New Fortress Energy (NYQ: NFE) grew the most, by 14.5%, returning to double-digit movements. This followed a previous decline over several weeks back to support.
Golar LNG (NYQ: GLNG) grew by 11%. Although it had been experiencing fluctuations in support for several weeks, we did not expect such rapid growth to occur. Especially since the price was firmly rejected at higher levels each time. Nevertheless, with slightly above-average volume, the price closed above the previous high from the end of last year and reached a level last seen in 2015.
Two Norwegian companies also performed well. Cool Company (NYSE/OSE: CLCO) and Flex LNG (NYSE/OSE: FLNG) surged with new strength. CLCO added 8.1% and FLNG 6.9%. From a technical analysis perspective, FLNG is in a better position as it closed above a vital threshold and ended its downtrend, which had lasted since October 2023. Trading volume is above average.
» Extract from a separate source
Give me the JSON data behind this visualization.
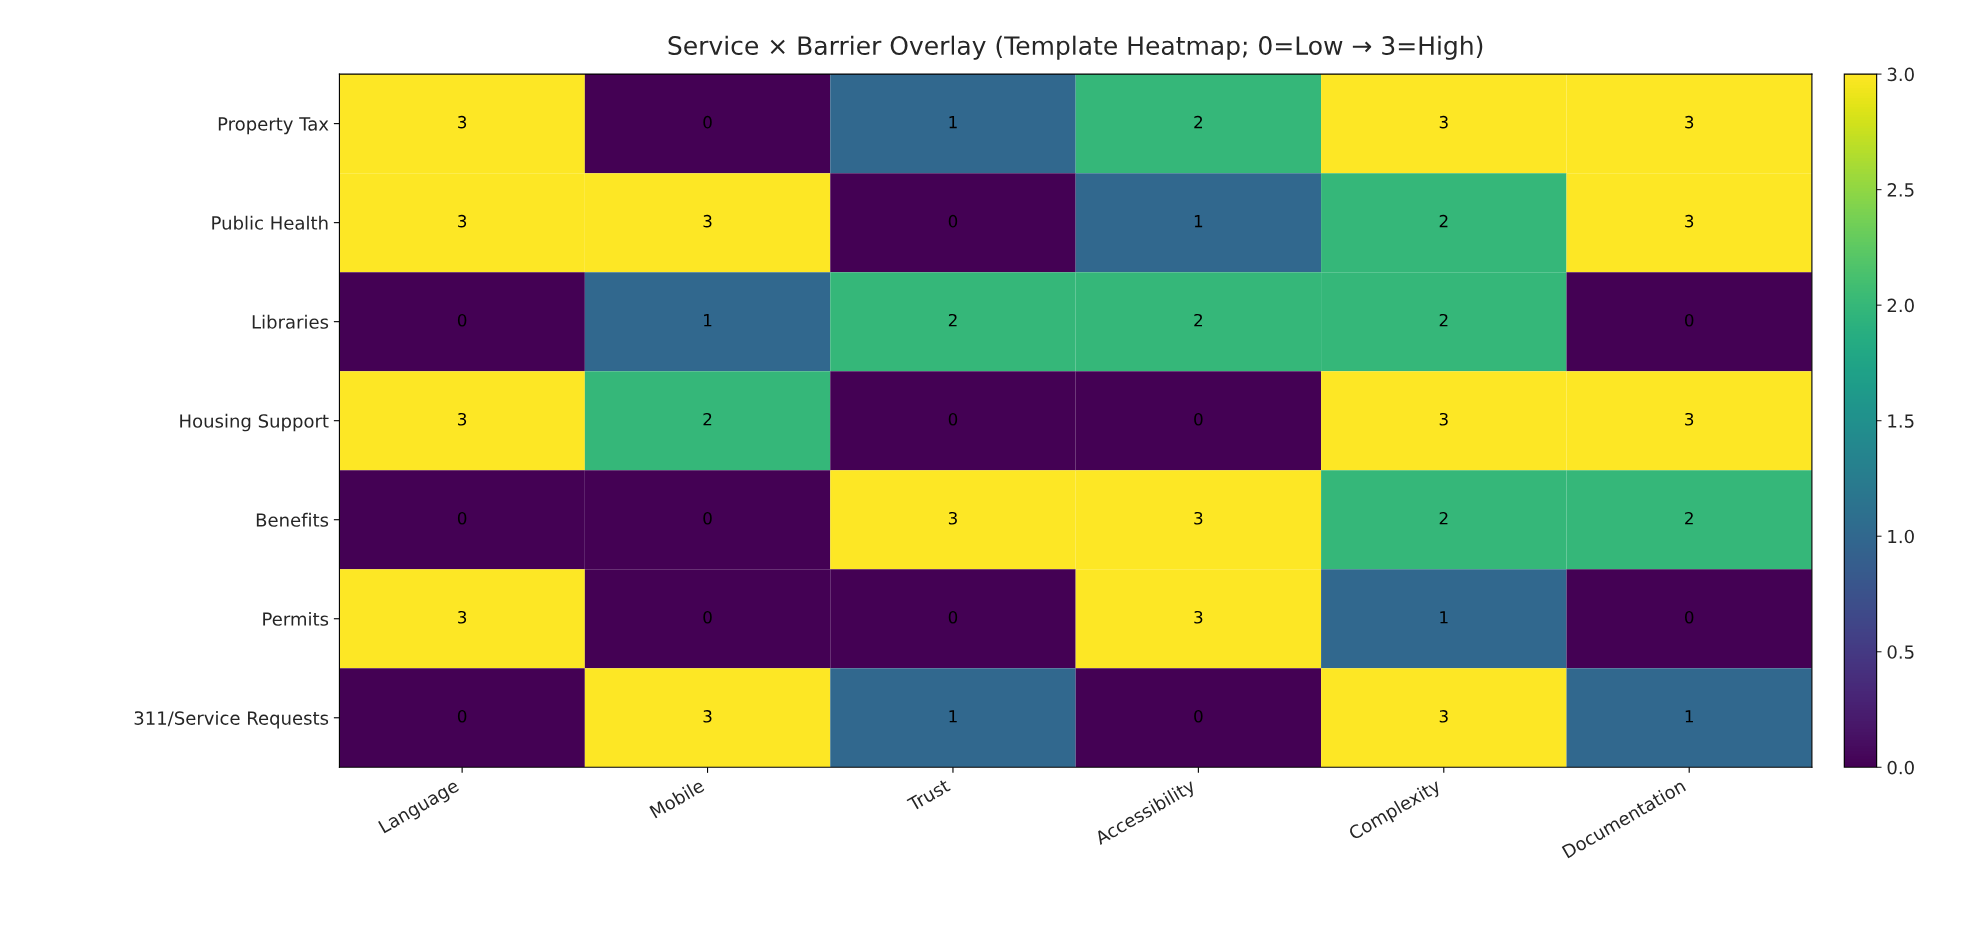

The company has a dividend record date on 5 September, so we expect a correction before growth continues. Last week, the company announced its quarterly results, including refinancing and share buybacks. It also continues to strengthen its cash position, and management addressed the question of how it will utilise the funds. CLCO also continues to grow, but is technically in a slightly worse position.
Cosco Shipping Energy (SS:600026) also hovered around support for many weeks, but has now added 7%. However, this is a halt to the decline and a possible change in trend.
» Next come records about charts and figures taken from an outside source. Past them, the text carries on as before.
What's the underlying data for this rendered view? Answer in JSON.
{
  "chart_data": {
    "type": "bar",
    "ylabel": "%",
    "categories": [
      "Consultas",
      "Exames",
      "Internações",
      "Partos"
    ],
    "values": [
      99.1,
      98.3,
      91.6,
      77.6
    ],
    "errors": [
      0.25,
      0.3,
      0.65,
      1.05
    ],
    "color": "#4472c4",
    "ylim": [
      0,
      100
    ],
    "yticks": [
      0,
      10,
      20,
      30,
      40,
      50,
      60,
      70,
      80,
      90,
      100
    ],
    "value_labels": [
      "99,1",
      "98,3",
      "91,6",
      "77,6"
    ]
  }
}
Tsakos Energy Navigation (NYSE: TEN) is in a similar situation to CLCO. Last week, it added 4.7% and closed above its previous resistance. Volume was above average.
Excelerate Energy (NYQ: EE) and Dynagas LNG Partners (NYSE: DLNG) are hovering around support. While EE averted a deep decline the week before last and grew by 2.4% last week, DLNG is slowly attempting to reach higher levels after months at support. However, these are tiny steps, and they are still in the support area. Last week, shares rose by 3.4%.
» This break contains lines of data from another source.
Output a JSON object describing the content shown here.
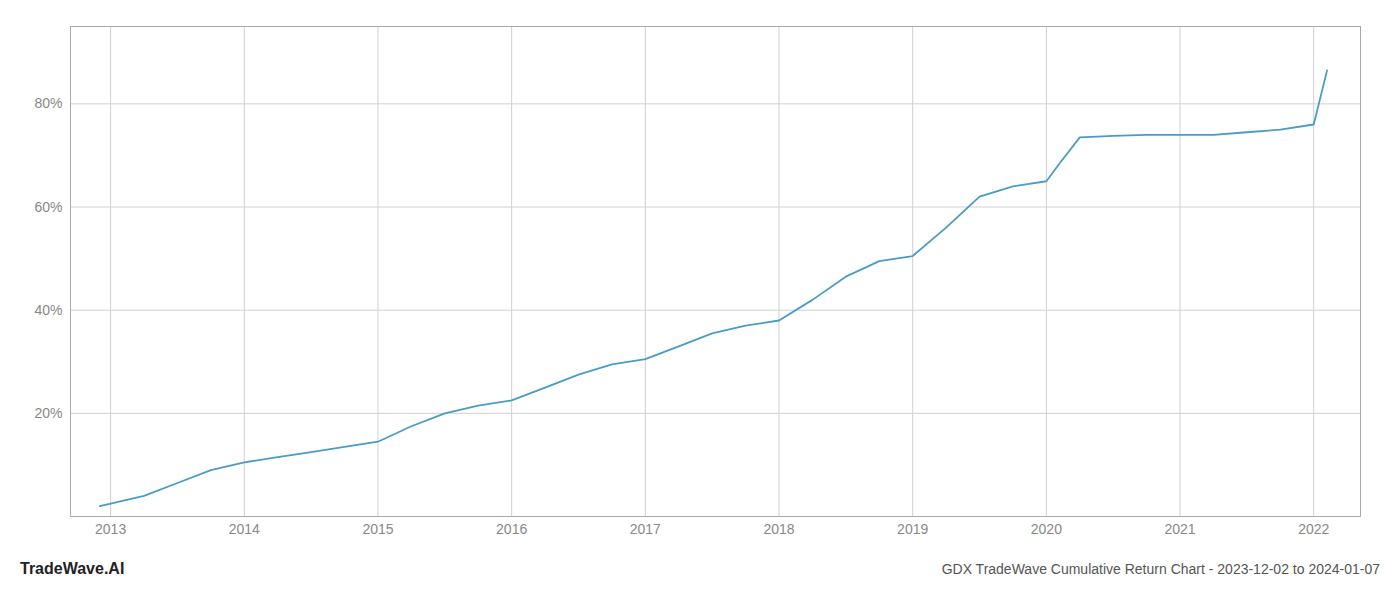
{
  "chart_data": {
    "type": "line",
    "title": "GDX TradeWave Cumulative Return Chart - 2023-12-02 to 2024-01-07",
    "annotations": [
      "TradeWave.AI"
    ],
    "x": [
      2012.92,
      2013.0,
      2013.25,
      2013.5,
      2013.75,
      2014.0,
      2014.25,
      2014.5,
      2014.75,
      2015.0,
      2015.25,
      2015.5,
      2015.75,
      2016.0,
      2016.25,
      2016.5,
      2016.75,
      2017.0,
      2017.25,
      2017.5,
      2017.75,
      2018.0,
      2018.25,
      2018.5,
      2018.75,
      2019.0,
      2019.25,
      2019.5,
      2019.75,
      2020.0,
      2020.1,
      2020.25,
      2020.5,
      2020.75,
      2021.0,
      2021.1,
      2021.25,
      2021.5,
      2021.75,
      2022.0,
      2022.1
    ],
    "values": [
      2.0,
      2.5,
      4.0,
      6.5,
      9.0,
      10.5,
      11.5,
      12.5,
      13.5,
      14.5,
      17.5,
      20.0,
      21.5,
      22.5,
      25.0,
      27.5,
      29.5,
      30.5,
      33.0,
      35.5,
      37.0,
      38.0,
      42.0,
      46.5,
      49.5,
      50.5,
      56.0,
      62.0,
      64.0,
      65.0,
      68.5,
      73.5,
      73.8,
      74.0,
      74.0,
      74.0,
      74.0,
      74.5,
      75.0,
      76.0,
      86.5
    ],
    "color": "#4a9cc7",
    "xlim": [
      2012.7,
      2022.35
    ],
    "xticks": [
      2013,
      2014,
      2015,
      2016,
      2017,
      2018,
      2019,
      2020,
      2021,
      2022
    ],
    "ylim": [
      0,
      95
    ],
    "yticks": [
      {
        "value": 20,
        "label": "20%"
      },
      {
        "value": 40,
        "label": "40%"
      },
      {
        "value": 60,
        "label": "60%"
      },
      {
        "value": 80,
        "label": "80%"
      }
    ],
    "grid": true
  }
}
From a technical point of view, BP (NYSE: BP), Chevron (NYQ: CVX) and Shell (NYSE: SHEL) are worth mentioning, as well as two Japanese companies, ‘K'Line (TSE: 9107) and NYK Line (TSE: 9101). All are trying to grow. BP, CVX and ‘K' Line have probably already broken through technical resistance levels, while SHEL is very close to doing so, as is NYK Line. We can also add Korea Line Corporation (KRX: 005880), which may have completed its growth correction.
Two companies suffered double-digit losses: Exmar (BSE: EXM) and Awilco LNG (OSE: ALNG). ALNG reported results that were not surprising in terms of TCE achieved. The 10.2% decline was likely caused by a further decline in the utilisation of both ships, one of which operates in the competitive spot market.
Nakilat (QSE: QGTS) also fell by 1%, but averted an attempt to break through support and continues to move sideways.
Adnoc (ADX: ADNOCLS) also corrected its previous growth by 0.75%, with the growth trend continuing.
Crystal Ball
Our outlook remains optimistic. The sector has matured, has become indispensable to the global energy mix, and is robust. Additionally, we have noted the influence of seasonality, which is another essential factor to consider.
We identify the primary risks associated with non-market geopolitical forces. Increasing the threshold for accepting the use of force to resolve conflicts can quickly change current perceptions. Wars are becoming somewhat more acceptable. In this context, it is helpful to analyse the long-term shipping routes of each fleet.